Even with Bob Schieffer being as gentle as only the corporate media can, there is no escaping the conclusion that Mitt Romney bombed his first non-Fox Sunday morning interview.
This interview went wrong in so many ways.
Here is Mitt Romney dodging Bob Schieffer’s questions about whether or not he would repeal President Obama’s change in immigration policy:
SCHIEFFER: “[W]ould you repeal [Obama’s immigration] order if you became president?” …
ROMNEY: “This is something Congress has been working on, and I thought we were about to see some proposals brought forward by Senator Marco Rubio and by Democrat senators, but the President jumped in and said I’m going to take this action … [H]e was president for the last three and a half years and did nothing on immigration. Two years he had a Democrat House and Senate, did nothing of a permanent or long-term basis. What I would do, is I’d make sure that by coming into office, I would work with Congress to put in place a long-term solution for the children of those that have come here illegally.” …
SCHIEFFER: “But would you repeal this?” …
ROMNEY: “[M]y anticipation is I’d come into office and say we need to get this done, on a long-term basis, not this kind of stop-gap measure. What the president did, he should have worked on this years ago, if he felt seriously about this he should have taken action when he had a Democrat House and Senate, but he didn’t. He saves these sort of things until four and a half months before the general election.” …
Schieffer had to ask Romney five times about Obama’s immigration change, and his answer was…..nothing.
Romney was successful in pivoting from dodging answers to blatantly omitting the truth from his tax plan.
Here’s Mitt’s song and dance on taxing the wealthy:
Romney repeatedly claimed that cutting taxes for everyone would spur economic growth, and he also promised that the wealthy would not pay more in taxes. What Romney left out was that poor and middle class taxpayers would see their taxes go up because of deductions that would be eliminated. As everyone else pays more, the wealthy would see a 20% tax cut on top of the Bush tax cuts. Romney wasn’t lying when he said the wealthy wouldn’t pay more, but he didn’t bother to tell America that they would be paying a lot less under his plan.
It took him three minutes of long winded dodging and babbling about the tax code before he finally admitted the rich would not pay more under his plan.

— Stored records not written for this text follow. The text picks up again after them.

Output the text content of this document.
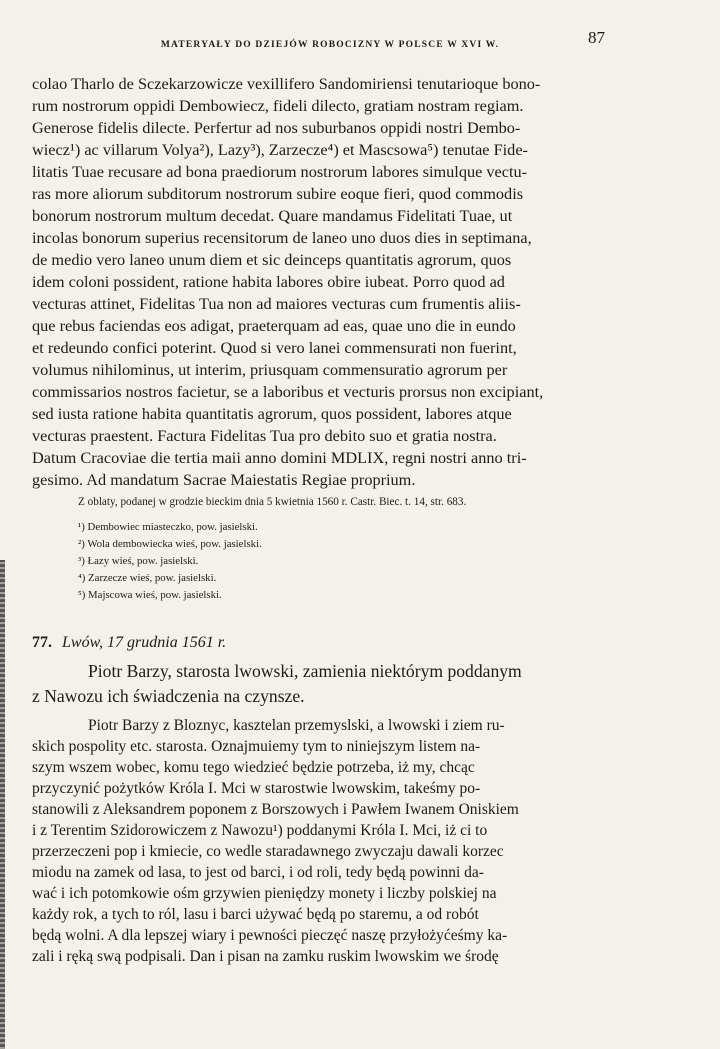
MATERYAŁY DO DZIEJÓW ROBOCIZNY W POLSCE W XVI W.	87
colao Tharlo de Sczekarzowicze vexillifero Sandomiriensi tenutarioque bono-
rum nostrorum oppidi Dembowiecz, fideli dilecto, gratiam nostram regiam.
Generose fidelis dilecte. Perfertur ad nos suburbanos oppidi nostri Dembo-
wiecz¹) ac villarum Volya²), Lazy³), Zarzecze⁴) et Mascsowa⁵) tenutae Fide-
litatis Tuae recusare ad bona praediorum nostrorum labores simulque vectu-
ras more aliorum subditorum nostrorum subire eoque fieri, quod commodis
bonorum nostrorum multum decedat. Quare mandamus Fidelitati Tuae, ut
incolas bonorum superius recensitorum de laneo uno duos dies in septimana,
de medio vero laneo unum diem et sic deinceps quantitatis agrorum, quos
idem coloni possident, ratione habita labores obire iubeat. Porro quod ad
vecturas attinet, Fidelitas Tua non ad maiores vecturas cum frumentis aliis-
que rebus faciendas eos adigat, praeterquam ad eas, quae uno die in eundo
et redeundo confici poterint. Quod si vero lanei commensurati non fuerint,
volumus nihilominus, ut interim, priusquam commensuratio agrorum per
commissarios nostros facietur, se a laboribus et vecturis prorsus non excipiant,
sed iusta ratione habita quantitatis agrorum, quos possident, labores atque
vecturas praestent. Factura Fidelitas Tua pro debito suo et gratia nostra.
Datum Cracoviae die tertia maii anno domini MDLIX, regni nostri anno tri-
gesimo. Ad mandatum Sacrae Maiestatis Regiae proprium.
Z oblaty, podanej w grodzie bieckim dnia 5 kwietnia 1560 r. Castr. Biec. t. 14, str. 683.
¹) Dembowiec miasteczko, pow. jasielski.
²) Wola dembowiecka wieś, pow. jasielski.
³) Łazy wieś, pow. jasielski.
⁴) Zarzecze wieś, pow. jasielski.
⁵) Majscowa wieś, pow. jasielski.
77. Lwów, 17 grudnia 1561 r.
Piotr Barzy, starosta lwowski, zamienia niektórym poddanym
z Nawozu ich świadczenia na czynsze.
Piotr Barzy z Bloznyc, kasztelan przemyslski, a lwowski i ziem ru-
skich pospolity etc. starosta. Oznajmuiemy tym to niniejszym listem na-
szym wszem wobec, komu tego wiedzieć będzie potrzeba, iż my, chcąc
przyczynić pożytków Króla I. Mci w starostwie lwowskim, takeśmy po-
stanowili z Aleksandrem poponem z Borszowych i Pawłem Iwanem Oniskiem
i z Terentim Szidorowiczem z Nawozu¹) poddanymi Króla I. Mci, iż ci to
przerzeczeni pop i kmiecie, co wedle staradawnego zwyczaju dawali korzec
miodu na zamek od lasa, to jest od barci, i od roli, tedy będą powinni da-
wać i ich potomkowie ośm grzywien pieniędzy monety i liczby polskiej na
każdy rok, a tych to ról, lasu i barci używać będą po staremu, a od robót
będą wolni. A dla lepszej wiary i pewności pieczęć naszę przyłożyćeśmy ka-
zali i ręką swą podpisali. Dan i pisan na zamku ruskim lwowskim we środę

Way to connect with America, Mittens!!!
When asked about how he would unify the country, Romney’s big pitch was that he doesn’t care about reelections:
Romney said, “I don’t care about re-elections, I don’t care about the partisanship that goes on. I want to get America right.” Wow, what a visionary. Could it be that he doesn’t care about reelections yet, because he hasn’t been elected?
Despite the fact that Bob Schieffer tried to be as gentle as possible with the timid creature known as Mitt Romney, the Republican nominee demonstrated why he doesn’t stray very far away from Fox News.
Schieffer and Romney walked and you could almost see the CBS News veteran take the Republican nominee’s hand in his and whisper, “It’s okay, big fella’, I’m going to take care of you.”
Schieffer tried to take care of Romney. Everything from the setting — Romney was outdoors, not in the studio — to the staging of the Romney bus pulling up to the cheers of likely campaign staffers as Bob Schieffer opened the show was designed to make the Republican nominee look good.
But Romney didn’t look good, he struck out on softballs.
This interview didn’t humanize or present Mitt Romney as a better alternative to Obama. Schieffer’s questions were simple. The Romney campaign should have been prepared for them days ago, yet there Romney was fumbling, bumbling, and dodging through seventeen painful minutes.
Romney’s first network Sunday morning news show interview should have been big news, but the only news coming out of it was just how bad Romney was.
The Face The Nation appearance reinforced the notion that rich boy Romney folds like a cheap tent when the slightest bit of pressure is applied on him.
At times Romney’s babbles and dodges reminded one of another Republican candidate who avoided the mainstream media at all costs, but unlike Mitt Romney, Sarah Palin actually had more broadcast interviews early in her campaign than Mitt Romney has. By design, Romney has been more sheltered from the mainstream press than Sarah Palin was in the early fall of 2008.
One look at Romney on Face The Nation was all it took to explain why. Romney doesn’t possess Palin’s happy ignorance, but he shares with her an inability to give a straight answer and a genuine lack of substance.
Obama put a bullet in Bin Laden’s brain. Romney can’t tell us if he will repeal the new immigration policy, or what tax deductions he will eliminate without talking to Congress first.
This difference may end up being the biggest reason why Obama is the president, and Romney never might be.